Wie immer möchte die Wochenschau von Hal Faber den Blick für die Details schärfen: Die sonntägliche Wochenschau ist Kommentar, Ausblick und Analyse. Sie ist Rück- wie Vorschau zugleich.

Was war.

*** April! April! April! Der mitfühlende Liberalismus feiert einsame Triumphe. Wenn am Montag die "Schlecker-Frauen" ihre Arbeitssuche im Tagespendelbereich beginnen, bekommen sie kleine gelbe Original-Fähnchen zur Anschlussverwendung. Derweil macht sich das Kampfblatt des neuen Liberlaberismus auf die mitfühlende Spurensuche beim politischen Gegner. Schlamm, geworfen, wird hart als Dreck und bleibt irgendo kleben. Doch Aprilscherz beiseite, was ist schon Schlecker gegen das Engagement für Spritschluckerabfüller, die mit Staatshilfe geschützt werden müssen?

*** Natürlich mag man sich fragen, ob die Bürgschaft für einen KfW-Kredit zum Aufbau einer Transfergesellschaft eine sinnvolle Sache ist oder nur Populismus. "Schlecker-Frauen" haben ihre besten Jahre hinter sich und bekommen keine Kinder mehr – das war ein Einstellungskritierium von Schlecker, keine Bösartigkeit.

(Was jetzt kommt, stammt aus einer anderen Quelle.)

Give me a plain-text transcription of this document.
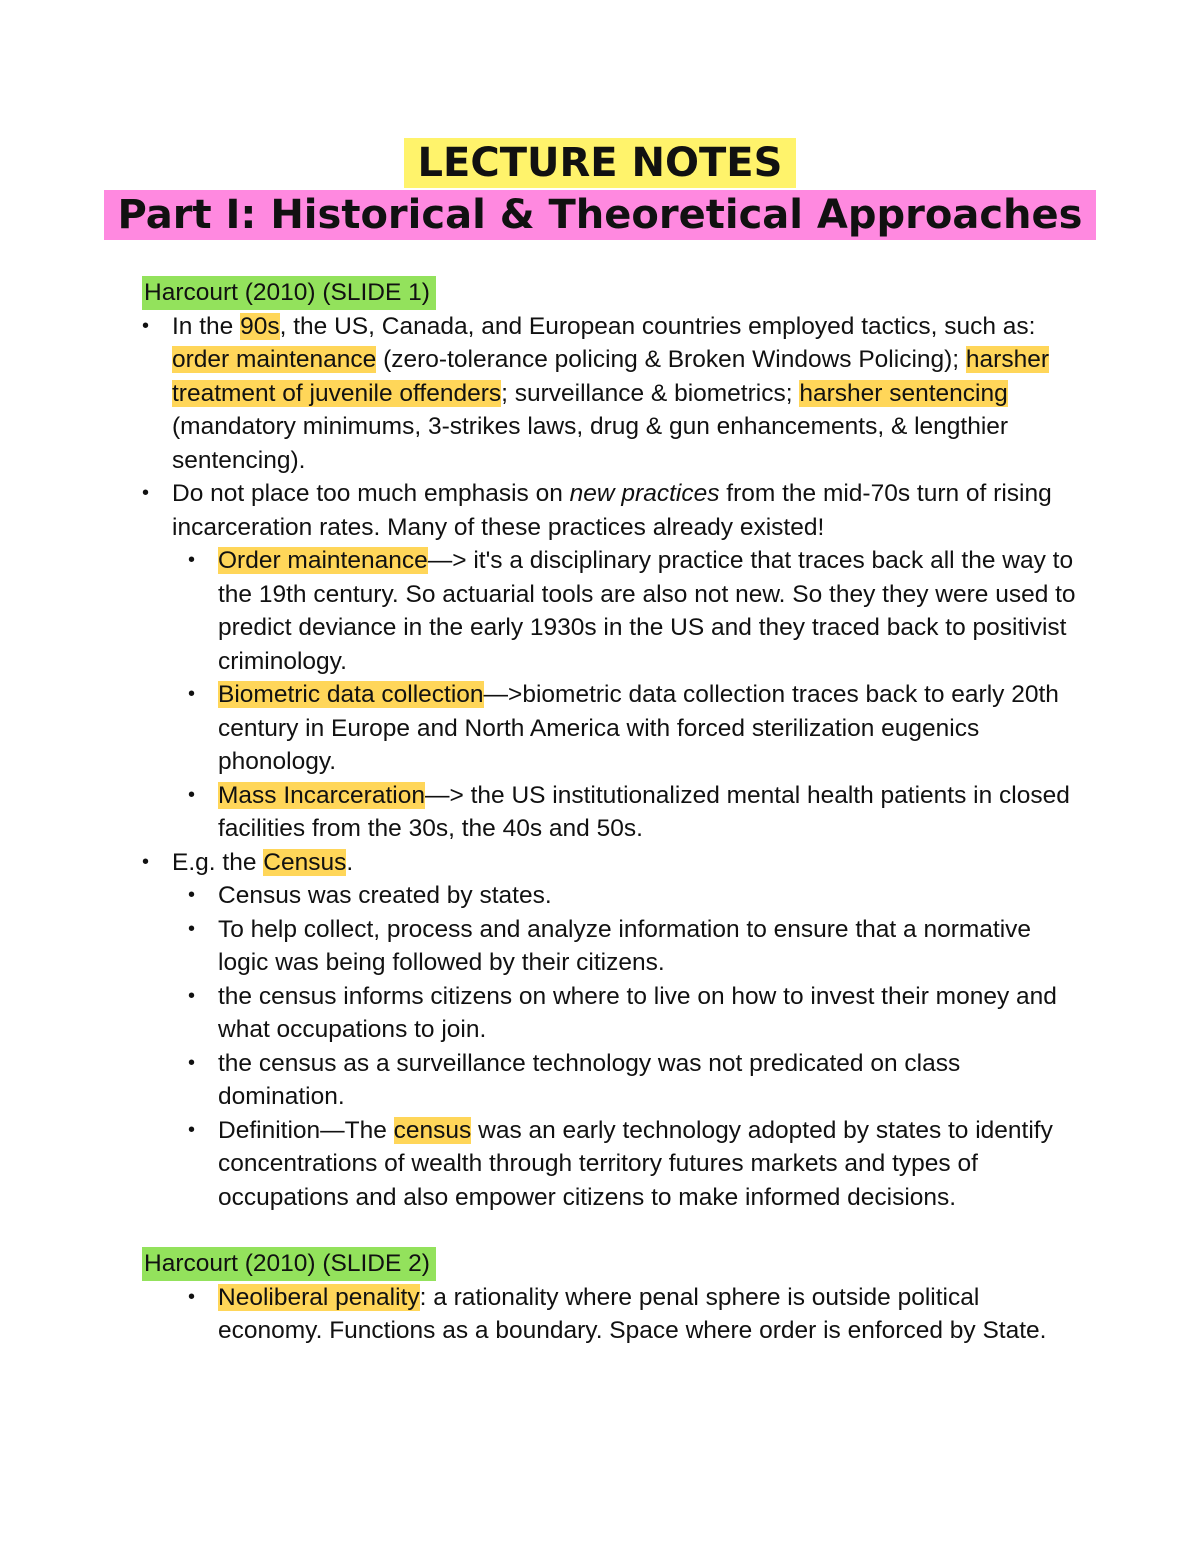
LECTURE NOTES
Part I: Historical & Theoretical Approaches
Harcourt (2010) (SLIDE 1)
• In the 90s, the US, Canada, and European countries employed tactics, such as: order maintenance (zero-tolerance policing & Broken Windows Policing); harsher treatment of juvenile offenders; surveillance & biometrics; harsher sentencing (mandatory minimums, 3-strikes laws, drug & gun enhancements, & lengthier sentencing).
• Do not place too much emphasis on new practices from the mid-70s turn of rising incarceration rates. Many of these practices already existed!
• Order maintenance—> it's a disciplinary practice that traces back all the way to the 19th century. So actuarial tools are also not new. So they they were used to predict deviance in the early 1930s in the US and they traced back to positivist criminology.
• Biometric data collection—>biometric data collection traces back to early 20th century in Europe and North America with forced sterilization eugenics phonology.
• Mass Incarceration—> the US institutionalized mental health patients in closed facilities from the 30s, the 40s and 50s.
• E.g. the Census.
• Census was created by states.
• To help collect, process and analyze information to ensure that a normative logic was being followed by their citizens.
• the census informs citizens on where to live on how to invest their money and what occupations to join.
• the census as a surveillance technology was not predicated on class domination.
• Definition—The census was an early technology adopted by states to identify concentrations of wealth through territory futures markets and types of occupations and also empower citizens to make informed decisions.
Harcourt (2010) (SLIDE 2)
• Neoliberal penality: a rationality where penal sphere is outside political economy. Functions as a boundary. Space where order is enforced by State.
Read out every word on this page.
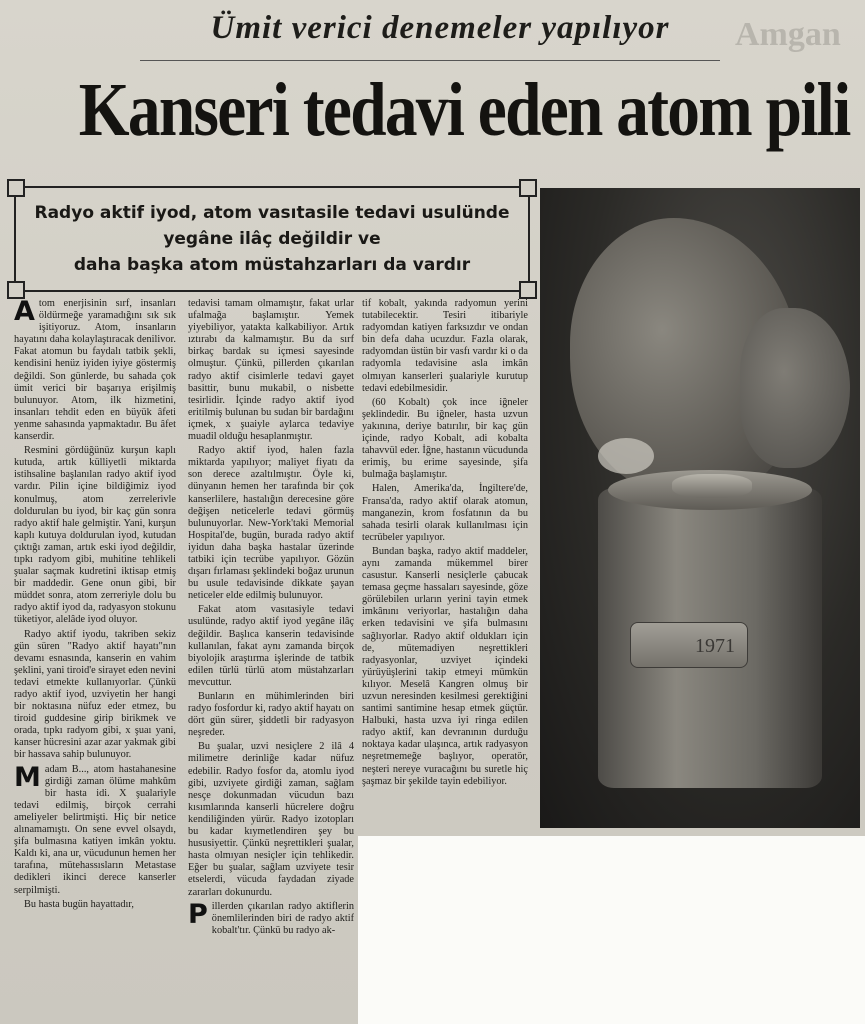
Amgan
Ümit verici denemeler yapılıyor
Kanseri tedavi eden atom pili
Radyo aktif iyod, atom vasıtasile tedavi usulünde
yegâne ilâç değildir ve
daha başka atom müstahzarları da vardır
1971

Atom enerjisinin sırf, insanları öldürmeğe yaramadığını sık sık işitiyoruz. Atom, insanların hayatını daha kolaylaştıracak denilivor. Fakat atomun bu faydalı tatbik şekli, kendisini henüz iyiden iyiye göstermiş değildi. Son günlerde, bu sahada çok ümit verici bir başarıya erişilmiş bulunuyor. Atom, ilk hizmetini, insanları tehdit eden en büyük âfeti yenme sahasında yapmaktadır. Bu âfet kanserdir.

Resmini gördüğünüz kurşun kaplı kutuda, artık külliyetli miktarda istihsaline başlanılan radyo aktif iyod vardır. Pilin içine bildiğimiz iyod konulmuş, atom zerrelerivle doldurulan bu iyod, bir kaç gün sonra radyo aktif hale gelmiştir. Yani, kurşun kaplı kutuya doldurulan iyod, kutudan çıktığı zaman, artık eski iyod değildir, tıpkı radyom gibi, muhitine tehlikeli şualar saçmak kudretini iktisap etmiş bir maddedir. Gene onun gibi, bir müddet sonra, atom zerreriyle dolu bu radyo aktif iyod da, radyasyon stokunu tüketiyor, alelâde iyod oluyor.

Radyo aktif iyodu, takriben sekiz gün süren "Radyo aktif hayatı"nın devamı esnasında, kanserin en vahim şeklini, yani tiroid'e sirayet eden nevini tedavi etmekte kullanıyorlar. Çünkü radyo aktif iyod, uzviyetin her hangi bir noktasına nüfuz eder etmez, bu tiroid guddesine girip birikmek ve orada, tıpkı radyom gibi, x şuaı yani, kanser hücresini azar azar yakmak gibi bir hassava sahip bulunuyor.

Madam B..., atom hastahanesine girdiği zaman ölüme mahkûm bir hasta idi. X şualariyle tedavi edilmiş, birçok cerrahi ameliyeler belirtmişti. Hiç bir netice alınamamıştı. On sene evvel olsaydı, şifa bulmasına katiyen imkân yoktu. Kaldı ki, ana ur, vücudunun hemen her tarafına, mütehassısların Metastase dedikleri ikinci derece kanserler serpilmişti.

Bu hasta bugün hayattadır,

tedavisi tamam olmamıştır, fakat urlar ufalmağa başlamıştır. Yemek yiyebiliyor, yatakta kalkabiliyor. Artık ıztırabı da kalmamıştır. Bu da sırf birkaç bardak su içmesi sayesinde olmuştur. Çünkü, pillerden çıkarılan radyo aktif cisimlerle tedavi gayet basittir, bunu mukabil, o nisbette tesirlidir. İçinde radyo aktif iyod eritilmiş bulunan bu sudan bir bardağını içmek, x şuaiyle aylarca tedaviye muadil olduğu hesaplanmıştır.

Radyo aktif iyod, halen fazla miktarda yapılıyor; maliyet fiyatı da son derece azaltılmıştır. Öyle ki, dünyanın hemen her tarafında bir çok kanserlilere, hastalığın derecesine göre değişen neticelerle tedavi görmüş bulunuyorlar. New-York'taki Memorial Hospital'de, bugün, burada radyo aktif iyidun daha başka hastalar üzerinde tatbiki için tecrübe yapılıyor. Gözün dışarı fırlaması şeklindeki boğaz urunun bu usule tedavisinde dikkate şayan neticeler elde edilmiş bulunuyor.

Fakat atom vasıtasiyle tedavi usulünde, radyo aktif iyod yegâne ilâç değildir. Başlıca kanserin tedavisinde kullanılan, fakat aynı zamanda birçok biyolojik araştırma işlerinde de tatbik edilen türlü türlü atom müstahzarları mevcuttur.

Bunların en mühimlerinden biri radyo fosfordur ki, radyo aktif hayatı on dört gün sürer, şiddetli bir radyasyon neşreder.

Bu şualar, uzvi nesiçlere 2 ilâ 4 milimetre derinliğe kadar nüfuz edebilir. Radyo fosfor da, atomlu iyod gibi, uzviyete girdiği zaman, sağlam nesçe dokunmadan vücudun bazı kısımlarında kanserli hücrelere doğru kendiliğinden yürür. Radyo izotopları bu kadar kıymetlendiren şey bu hususiyettir. Çünkü neşrettikleri şualar, hasta olmıyan nesiçler için tehlikedir. Eğer bu şualar, sağlam uzviyete tesir etselerdi, vücuda faydadan ziyade zararları dokunurdu.

Pillerden çıkarılan radyo aktiflerin önemlilerinden biri de radyo aktif kobalt'tır. Çünkü bu radyo ak-

tif kobalt, yakında radyomun yerini tutabilecektir. Tesiri itibariyle radyomdan katiyen farksızdır ve ondan bin defa daha ucuzdur. Fazla olarak, radyomdan üstün bir vasfı vardır ki o da radyomla tedavisine asla imkân olmıyan kanserleri şualariyle kurutup tedavi edebilmesidir.

(60 Kobalt) çok ince iğneler şeklindedir. Bu iğneler, hasta uzvun yakınına, deriye batırılır, bir kaç gün içinde, radyo Kobalt, adi kobalta tahavvül eder. İğne, hastanın vücudunda erimiş, bu erime sayesinde, şifa bulmağa başlamıştır.

Halen, Amerika'da, İngiltere'de, Fransa'da, radyo aktif olarak atomun, manganezin, krom fosfatının da bu sahada tesirli olarak kullanılması için tecrübeler yapılıyor.

Bundan başka, radyo aktif maddeler, aynı zamanda mükemmel birer casustur. Kanserli nesiçlerle çabucak temasa geçme hassaları sayesinde, göze görülebilen urların yerini tayin etmek imkânını veriyorlar, hastalığın daha erken tedavisini ve şifa bulmasını sağlıyorlar. Radyo aktif oldukları için de, mütemadiyen neşrettikleri radyasyonlar, uzviyet içindeki yürüyüşlerini takip etmeyi mümkün kılıyor. Meselâ Kangren olmuş bir uzvun neresinden kesilmesi gerektiğini santimi santimine hesap etmek güçtür. Halbuki, hasta uzva iyi ringa edilen radyo aktif, kan devranının durduğu noktaya kadar ulaşınca, artık radyasyon neşretmemeğe başlıyor, operatör, neşteri nereye vuracağını bu suretle hiç şaşmaz bir şekilde tayin edebiliyor.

Das Transferkurzarbeitergeld plus Aufstockungszahlung der Transfergesellschaft liegt nun einmal über dem Arbeitslosengeld, zudem bleibt der Anspruch auf Arbeitslosengeld erhalten. Zudem könnten Schulungsmaßnahmen bei denen greifen, die noch nie eine Bewerbung geschrieben haben. Angeblich alles Ideen aus einer anderen beschaäftigungspolitischen Zeit, denn der Aufschwung ist da und Stellen gibt es reichlich im Tagespendelbereich. Ja, so wollen wir leben, so wollen wir arbeiten. Das Geld der KfW ist viel besser bei kleinen Internet-Firmen wie angelegt, wo der Erfolg die Erfinder benebelte. Darauf ein Lied.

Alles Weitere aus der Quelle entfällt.